Anyway, Lisa and Kate find a group of slightly seedy sailors who own a boat and a cage and soon, they’re off to see the sharks.  Before getting into the water, both Lisa and Kate are warned about all the bad things that can happen during a dive.  You can run out of oxygen.  You can get eaten by a shark.  You can resurface too quickly and get “the bends.”  We here a lot about “the bends” over the course of the film.  That’s when you get nitrogen bubbles in your brain and it can cause you to get delirious and hallucinate.  It’s a pretty serious thing but I have to admit that I kept giggling whenever anyone said, “Be careful, you’ll get the bends!” because ….. listen, it just sounds silly, okay?  I get that the bends are a real thing and that they’re really dangerous and that they should be taken seriously but “the bends’ just sounds like a punchline to a vulgar joke.  Whenever I heard anyone in the film use the term, I was just like, “Wasn’t that Beto O’Rourke’s college band?”
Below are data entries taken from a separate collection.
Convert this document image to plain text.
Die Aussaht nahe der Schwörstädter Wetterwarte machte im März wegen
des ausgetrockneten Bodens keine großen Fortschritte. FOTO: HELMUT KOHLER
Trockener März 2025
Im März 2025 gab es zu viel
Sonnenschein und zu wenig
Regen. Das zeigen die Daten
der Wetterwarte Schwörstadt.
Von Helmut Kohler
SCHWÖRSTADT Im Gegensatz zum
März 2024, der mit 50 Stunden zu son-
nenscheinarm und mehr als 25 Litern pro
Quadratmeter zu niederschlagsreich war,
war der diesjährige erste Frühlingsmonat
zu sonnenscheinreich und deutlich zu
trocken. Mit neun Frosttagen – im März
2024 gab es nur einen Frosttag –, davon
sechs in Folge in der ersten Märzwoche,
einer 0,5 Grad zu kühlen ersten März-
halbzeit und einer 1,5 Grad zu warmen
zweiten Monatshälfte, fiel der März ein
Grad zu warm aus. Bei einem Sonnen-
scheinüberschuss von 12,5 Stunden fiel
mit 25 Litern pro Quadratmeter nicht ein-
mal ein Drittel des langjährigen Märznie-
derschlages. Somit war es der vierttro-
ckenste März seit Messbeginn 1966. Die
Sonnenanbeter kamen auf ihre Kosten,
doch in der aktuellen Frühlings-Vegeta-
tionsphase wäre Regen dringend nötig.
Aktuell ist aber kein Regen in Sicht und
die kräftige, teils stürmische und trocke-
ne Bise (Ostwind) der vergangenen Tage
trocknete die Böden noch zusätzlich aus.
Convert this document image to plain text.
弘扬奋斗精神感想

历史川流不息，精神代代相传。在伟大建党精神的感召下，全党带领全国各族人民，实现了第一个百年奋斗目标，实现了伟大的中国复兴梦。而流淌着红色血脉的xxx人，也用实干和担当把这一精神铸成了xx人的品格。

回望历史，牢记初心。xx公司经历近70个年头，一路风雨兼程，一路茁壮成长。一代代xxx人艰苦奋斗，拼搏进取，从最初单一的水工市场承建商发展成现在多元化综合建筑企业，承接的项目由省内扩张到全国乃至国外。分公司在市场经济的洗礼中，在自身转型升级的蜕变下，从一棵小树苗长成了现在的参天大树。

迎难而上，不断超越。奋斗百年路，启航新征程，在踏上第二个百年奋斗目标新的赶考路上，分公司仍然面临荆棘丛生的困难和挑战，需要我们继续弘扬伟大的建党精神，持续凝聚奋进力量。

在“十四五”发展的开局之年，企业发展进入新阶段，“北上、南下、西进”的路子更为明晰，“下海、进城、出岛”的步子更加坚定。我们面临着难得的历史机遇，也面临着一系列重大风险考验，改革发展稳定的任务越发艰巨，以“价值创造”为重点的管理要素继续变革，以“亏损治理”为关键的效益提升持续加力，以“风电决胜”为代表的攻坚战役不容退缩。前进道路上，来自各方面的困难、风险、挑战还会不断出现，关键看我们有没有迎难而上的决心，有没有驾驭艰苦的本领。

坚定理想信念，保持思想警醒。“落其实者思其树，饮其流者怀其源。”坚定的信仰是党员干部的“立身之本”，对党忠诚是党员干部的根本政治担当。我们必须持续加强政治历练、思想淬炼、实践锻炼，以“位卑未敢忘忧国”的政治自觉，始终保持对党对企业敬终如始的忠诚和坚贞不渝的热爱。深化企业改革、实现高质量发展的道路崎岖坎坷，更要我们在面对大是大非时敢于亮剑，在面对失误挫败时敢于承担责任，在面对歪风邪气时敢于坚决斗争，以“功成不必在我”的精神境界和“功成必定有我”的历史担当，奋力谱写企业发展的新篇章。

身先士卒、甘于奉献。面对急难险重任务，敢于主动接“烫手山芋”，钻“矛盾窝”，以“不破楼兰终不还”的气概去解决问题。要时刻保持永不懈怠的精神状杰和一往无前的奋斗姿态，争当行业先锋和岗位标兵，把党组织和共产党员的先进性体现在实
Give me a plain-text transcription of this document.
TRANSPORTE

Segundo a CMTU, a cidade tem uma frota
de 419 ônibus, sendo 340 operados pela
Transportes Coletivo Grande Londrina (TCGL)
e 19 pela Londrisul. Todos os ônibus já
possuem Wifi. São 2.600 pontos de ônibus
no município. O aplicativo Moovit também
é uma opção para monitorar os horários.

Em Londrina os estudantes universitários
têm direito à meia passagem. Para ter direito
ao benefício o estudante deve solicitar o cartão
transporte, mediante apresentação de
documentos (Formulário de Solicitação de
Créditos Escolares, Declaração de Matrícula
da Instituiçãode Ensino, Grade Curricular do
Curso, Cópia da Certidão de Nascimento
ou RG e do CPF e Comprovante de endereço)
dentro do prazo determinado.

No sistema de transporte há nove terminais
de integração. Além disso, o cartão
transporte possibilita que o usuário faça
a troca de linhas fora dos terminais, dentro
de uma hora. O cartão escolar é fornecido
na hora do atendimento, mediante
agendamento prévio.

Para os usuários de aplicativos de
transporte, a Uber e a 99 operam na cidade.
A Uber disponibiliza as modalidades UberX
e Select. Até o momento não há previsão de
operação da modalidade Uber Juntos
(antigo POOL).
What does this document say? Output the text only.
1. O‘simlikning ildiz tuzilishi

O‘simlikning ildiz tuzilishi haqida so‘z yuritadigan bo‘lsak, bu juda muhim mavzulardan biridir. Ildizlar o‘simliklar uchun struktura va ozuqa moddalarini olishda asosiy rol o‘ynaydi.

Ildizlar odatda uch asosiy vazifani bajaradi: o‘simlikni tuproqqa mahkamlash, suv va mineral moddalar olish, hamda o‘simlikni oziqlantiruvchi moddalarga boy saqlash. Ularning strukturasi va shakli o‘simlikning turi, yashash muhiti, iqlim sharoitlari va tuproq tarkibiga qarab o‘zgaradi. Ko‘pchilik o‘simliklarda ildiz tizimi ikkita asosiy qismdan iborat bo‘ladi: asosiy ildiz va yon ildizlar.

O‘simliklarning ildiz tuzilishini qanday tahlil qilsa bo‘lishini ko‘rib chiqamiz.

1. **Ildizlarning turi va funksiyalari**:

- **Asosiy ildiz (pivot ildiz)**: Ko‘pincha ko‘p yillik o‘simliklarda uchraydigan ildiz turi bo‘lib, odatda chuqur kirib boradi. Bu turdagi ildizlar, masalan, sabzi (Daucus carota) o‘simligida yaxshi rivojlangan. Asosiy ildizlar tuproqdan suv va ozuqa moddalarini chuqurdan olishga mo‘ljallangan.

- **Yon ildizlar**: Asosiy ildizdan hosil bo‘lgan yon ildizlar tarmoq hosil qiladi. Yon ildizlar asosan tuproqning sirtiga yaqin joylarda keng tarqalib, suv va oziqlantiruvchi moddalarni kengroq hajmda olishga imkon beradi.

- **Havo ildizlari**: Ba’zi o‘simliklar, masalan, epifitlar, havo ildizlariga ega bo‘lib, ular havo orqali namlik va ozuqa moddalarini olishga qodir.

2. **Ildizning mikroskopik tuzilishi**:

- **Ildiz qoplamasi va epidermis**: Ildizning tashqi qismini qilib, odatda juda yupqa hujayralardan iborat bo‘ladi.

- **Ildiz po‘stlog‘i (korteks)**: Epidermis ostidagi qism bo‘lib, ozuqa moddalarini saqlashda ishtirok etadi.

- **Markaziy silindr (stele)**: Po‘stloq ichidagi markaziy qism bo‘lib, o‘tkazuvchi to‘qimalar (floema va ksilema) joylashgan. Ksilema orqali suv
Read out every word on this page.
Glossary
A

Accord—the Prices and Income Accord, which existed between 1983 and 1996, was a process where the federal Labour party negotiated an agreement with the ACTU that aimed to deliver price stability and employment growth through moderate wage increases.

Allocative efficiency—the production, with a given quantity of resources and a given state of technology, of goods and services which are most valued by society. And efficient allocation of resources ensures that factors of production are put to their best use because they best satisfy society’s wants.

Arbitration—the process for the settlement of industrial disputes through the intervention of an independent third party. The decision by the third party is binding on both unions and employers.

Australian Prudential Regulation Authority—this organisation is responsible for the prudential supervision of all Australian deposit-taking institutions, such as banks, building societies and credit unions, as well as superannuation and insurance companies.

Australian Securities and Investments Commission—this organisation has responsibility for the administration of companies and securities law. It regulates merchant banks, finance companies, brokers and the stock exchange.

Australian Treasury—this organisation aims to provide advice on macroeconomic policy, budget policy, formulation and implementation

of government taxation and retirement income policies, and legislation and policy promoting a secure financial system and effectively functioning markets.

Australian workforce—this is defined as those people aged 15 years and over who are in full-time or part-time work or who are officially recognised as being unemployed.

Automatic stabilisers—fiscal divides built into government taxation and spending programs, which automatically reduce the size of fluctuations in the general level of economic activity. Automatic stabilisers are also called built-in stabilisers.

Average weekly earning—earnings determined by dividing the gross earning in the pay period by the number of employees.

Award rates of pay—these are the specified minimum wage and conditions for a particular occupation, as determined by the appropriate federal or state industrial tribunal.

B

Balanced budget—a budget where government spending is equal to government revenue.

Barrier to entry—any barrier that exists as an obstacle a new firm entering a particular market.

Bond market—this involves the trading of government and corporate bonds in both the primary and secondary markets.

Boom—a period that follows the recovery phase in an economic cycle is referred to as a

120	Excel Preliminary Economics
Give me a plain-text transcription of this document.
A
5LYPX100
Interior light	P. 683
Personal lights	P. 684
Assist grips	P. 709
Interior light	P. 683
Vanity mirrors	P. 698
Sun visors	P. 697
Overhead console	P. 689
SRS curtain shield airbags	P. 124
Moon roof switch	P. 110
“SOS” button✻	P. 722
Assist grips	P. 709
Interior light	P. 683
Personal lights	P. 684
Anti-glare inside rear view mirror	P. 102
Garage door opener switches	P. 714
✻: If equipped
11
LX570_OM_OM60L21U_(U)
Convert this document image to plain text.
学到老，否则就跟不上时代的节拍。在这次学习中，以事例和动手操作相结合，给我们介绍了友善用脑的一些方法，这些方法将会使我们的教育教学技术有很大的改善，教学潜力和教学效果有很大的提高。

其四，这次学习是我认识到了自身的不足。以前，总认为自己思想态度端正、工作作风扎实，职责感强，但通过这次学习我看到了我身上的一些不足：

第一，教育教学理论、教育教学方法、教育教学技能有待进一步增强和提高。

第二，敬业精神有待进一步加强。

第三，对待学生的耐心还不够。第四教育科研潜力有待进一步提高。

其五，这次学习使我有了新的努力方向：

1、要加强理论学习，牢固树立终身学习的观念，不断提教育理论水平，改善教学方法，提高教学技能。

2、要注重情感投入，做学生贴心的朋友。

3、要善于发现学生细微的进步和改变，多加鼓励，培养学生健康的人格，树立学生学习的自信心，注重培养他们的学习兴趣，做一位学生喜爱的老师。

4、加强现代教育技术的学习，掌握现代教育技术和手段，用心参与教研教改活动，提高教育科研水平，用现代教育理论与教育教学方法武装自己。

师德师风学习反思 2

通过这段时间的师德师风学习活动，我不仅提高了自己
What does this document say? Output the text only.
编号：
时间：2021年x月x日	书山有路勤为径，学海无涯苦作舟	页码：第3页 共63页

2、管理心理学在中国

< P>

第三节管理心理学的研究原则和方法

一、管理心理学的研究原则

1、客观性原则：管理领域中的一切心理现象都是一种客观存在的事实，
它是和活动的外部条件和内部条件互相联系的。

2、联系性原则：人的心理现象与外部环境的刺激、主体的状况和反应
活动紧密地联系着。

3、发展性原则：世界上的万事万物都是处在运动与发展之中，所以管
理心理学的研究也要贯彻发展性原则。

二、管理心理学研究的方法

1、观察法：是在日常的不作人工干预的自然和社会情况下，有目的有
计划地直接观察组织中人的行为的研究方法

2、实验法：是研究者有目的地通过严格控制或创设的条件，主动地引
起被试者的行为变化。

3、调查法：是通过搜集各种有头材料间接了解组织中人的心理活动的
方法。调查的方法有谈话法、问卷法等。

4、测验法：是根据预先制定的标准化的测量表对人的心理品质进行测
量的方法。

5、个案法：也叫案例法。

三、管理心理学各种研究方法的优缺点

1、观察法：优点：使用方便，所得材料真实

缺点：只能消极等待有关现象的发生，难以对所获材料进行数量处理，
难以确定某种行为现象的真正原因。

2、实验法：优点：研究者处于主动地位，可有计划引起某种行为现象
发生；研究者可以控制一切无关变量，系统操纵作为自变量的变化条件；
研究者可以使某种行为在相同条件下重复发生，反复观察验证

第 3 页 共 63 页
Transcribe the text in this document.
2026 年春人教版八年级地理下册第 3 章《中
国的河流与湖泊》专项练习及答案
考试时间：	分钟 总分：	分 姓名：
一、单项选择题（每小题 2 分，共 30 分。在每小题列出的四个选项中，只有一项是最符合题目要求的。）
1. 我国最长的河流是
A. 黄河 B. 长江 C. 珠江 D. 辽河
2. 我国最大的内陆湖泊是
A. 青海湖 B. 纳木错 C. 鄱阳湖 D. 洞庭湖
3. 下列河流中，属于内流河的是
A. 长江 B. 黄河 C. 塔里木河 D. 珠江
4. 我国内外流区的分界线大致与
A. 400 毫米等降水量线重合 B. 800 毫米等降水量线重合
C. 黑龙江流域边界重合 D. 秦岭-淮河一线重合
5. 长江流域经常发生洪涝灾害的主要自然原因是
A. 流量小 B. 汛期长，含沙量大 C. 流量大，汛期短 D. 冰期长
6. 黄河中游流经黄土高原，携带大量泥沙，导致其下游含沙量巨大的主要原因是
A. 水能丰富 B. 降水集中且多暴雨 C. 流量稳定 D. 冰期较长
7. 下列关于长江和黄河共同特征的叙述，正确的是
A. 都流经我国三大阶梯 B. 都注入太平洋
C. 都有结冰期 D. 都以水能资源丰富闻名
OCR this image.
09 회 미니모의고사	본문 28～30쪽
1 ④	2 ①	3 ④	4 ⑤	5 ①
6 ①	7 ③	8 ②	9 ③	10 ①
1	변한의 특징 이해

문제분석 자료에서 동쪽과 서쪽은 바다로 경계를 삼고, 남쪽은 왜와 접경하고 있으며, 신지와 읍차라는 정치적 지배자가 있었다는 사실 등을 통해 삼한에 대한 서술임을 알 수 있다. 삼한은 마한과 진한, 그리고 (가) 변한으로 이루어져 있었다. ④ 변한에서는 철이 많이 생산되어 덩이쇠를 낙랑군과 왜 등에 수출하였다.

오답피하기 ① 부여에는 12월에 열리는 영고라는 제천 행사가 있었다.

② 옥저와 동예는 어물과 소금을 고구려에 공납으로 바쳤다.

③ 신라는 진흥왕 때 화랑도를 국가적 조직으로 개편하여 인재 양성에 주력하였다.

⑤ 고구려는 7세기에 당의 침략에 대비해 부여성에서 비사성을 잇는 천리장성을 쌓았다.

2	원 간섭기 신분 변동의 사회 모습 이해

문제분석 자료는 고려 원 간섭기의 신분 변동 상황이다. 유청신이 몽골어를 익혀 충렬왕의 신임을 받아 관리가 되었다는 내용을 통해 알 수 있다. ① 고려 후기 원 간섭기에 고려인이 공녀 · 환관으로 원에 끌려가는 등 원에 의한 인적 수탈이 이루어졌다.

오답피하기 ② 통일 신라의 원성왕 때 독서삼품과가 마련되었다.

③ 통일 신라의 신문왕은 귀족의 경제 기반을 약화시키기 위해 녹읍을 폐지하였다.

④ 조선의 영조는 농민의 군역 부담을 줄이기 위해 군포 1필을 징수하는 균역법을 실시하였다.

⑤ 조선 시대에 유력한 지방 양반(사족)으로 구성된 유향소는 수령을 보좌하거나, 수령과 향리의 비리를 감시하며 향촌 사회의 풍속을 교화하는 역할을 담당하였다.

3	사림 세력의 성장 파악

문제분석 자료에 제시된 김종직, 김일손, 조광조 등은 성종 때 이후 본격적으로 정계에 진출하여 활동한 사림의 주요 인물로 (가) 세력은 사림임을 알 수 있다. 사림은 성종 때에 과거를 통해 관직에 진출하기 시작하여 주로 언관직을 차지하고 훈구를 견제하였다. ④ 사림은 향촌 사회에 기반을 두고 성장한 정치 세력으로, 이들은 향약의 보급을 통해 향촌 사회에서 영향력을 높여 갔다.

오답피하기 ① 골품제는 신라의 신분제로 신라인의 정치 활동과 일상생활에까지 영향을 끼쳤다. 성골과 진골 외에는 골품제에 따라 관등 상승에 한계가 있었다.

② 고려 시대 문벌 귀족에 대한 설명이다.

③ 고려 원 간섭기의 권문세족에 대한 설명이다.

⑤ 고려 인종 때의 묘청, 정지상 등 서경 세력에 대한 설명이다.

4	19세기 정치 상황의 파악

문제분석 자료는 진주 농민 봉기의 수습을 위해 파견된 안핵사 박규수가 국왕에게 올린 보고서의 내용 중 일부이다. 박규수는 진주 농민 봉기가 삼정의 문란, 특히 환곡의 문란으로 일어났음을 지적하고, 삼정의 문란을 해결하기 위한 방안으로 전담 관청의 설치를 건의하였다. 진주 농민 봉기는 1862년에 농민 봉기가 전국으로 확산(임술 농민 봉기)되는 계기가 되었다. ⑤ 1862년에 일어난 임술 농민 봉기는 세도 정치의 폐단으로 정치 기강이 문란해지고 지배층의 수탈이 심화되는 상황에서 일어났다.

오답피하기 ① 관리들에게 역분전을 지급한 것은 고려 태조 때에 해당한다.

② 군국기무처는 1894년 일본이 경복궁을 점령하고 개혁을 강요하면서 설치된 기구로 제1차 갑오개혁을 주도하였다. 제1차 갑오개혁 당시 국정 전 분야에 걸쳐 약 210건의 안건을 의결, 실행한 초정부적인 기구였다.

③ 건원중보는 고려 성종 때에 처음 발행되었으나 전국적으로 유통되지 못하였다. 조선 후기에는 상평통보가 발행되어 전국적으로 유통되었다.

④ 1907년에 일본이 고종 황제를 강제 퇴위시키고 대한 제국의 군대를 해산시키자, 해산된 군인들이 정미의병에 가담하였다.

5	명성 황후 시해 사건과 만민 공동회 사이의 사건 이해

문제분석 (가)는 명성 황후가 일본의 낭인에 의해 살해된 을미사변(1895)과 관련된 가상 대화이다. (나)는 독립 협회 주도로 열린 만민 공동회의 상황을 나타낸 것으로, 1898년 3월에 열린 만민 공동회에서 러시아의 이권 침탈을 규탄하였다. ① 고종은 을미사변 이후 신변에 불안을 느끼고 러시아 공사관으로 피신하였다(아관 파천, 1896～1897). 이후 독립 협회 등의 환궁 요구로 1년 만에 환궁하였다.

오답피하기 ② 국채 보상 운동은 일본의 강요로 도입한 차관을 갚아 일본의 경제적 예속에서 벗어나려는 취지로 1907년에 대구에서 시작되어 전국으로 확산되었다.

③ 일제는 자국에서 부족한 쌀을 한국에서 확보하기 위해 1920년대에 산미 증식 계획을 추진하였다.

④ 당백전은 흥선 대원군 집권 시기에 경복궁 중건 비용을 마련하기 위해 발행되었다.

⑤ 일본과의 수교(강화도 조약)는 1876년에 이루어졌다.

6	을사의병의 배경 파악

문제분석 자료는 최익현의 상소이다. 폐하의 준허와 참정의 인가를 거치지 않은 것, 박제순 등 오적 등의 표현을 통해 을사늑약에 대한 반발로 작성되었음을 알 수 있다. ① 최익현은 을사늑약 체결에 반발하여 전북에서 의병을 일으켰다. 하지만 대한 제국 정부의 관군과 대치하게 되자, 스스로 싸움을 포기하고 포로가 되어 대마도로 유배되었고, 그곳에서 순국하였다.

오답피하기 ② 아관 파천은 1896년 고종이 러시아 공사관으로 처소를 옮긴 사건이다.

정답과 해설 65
Lisa is nervous about going in the water.  Kate isn’t.  It turns out that maybe Lisa had the right idea because, almost immediately after Lisa and Kate are submerged, the cables holding the cage snap and suddenly, the two sisters find themselves trapped 47 meters down.  If they leave the cage and attempt to swim back up to the surface, they might very well get eaten by a shark.  And if the sharks don’t get them, there’s always …. the bends!  The men on the boat swear that they’re going to rescue the two sisters but who knows if they can be trusted.  Meanwhile, the oxygen tanks will soon be empty….

47 Meters Down may have been a surprise box office success when it was released in 2017 but the critics absolutely hated it.  Watching the film, it’s easy to see why.  The critics who complained that the film was predictable had a point.  However, the audiences who didn’t care what the critics thought had a point as well.  Silly as the film may occasionally be, it works.  When that cage sinks down into the murky darkness of the ocean, the film captures some very primal fears.  When Lisa and Kate argue about what to do next, it’s a scene to which anyone who has a sibling should be able to relate.  The relationship between Lisa and Kate felt authentic, which made the film’s final twist far more powerful than it had any right to be.

47 Meters Down is somewhat silly but it’s still an effectively entertaining look at sisters, divers, and the sharks that like to eat them.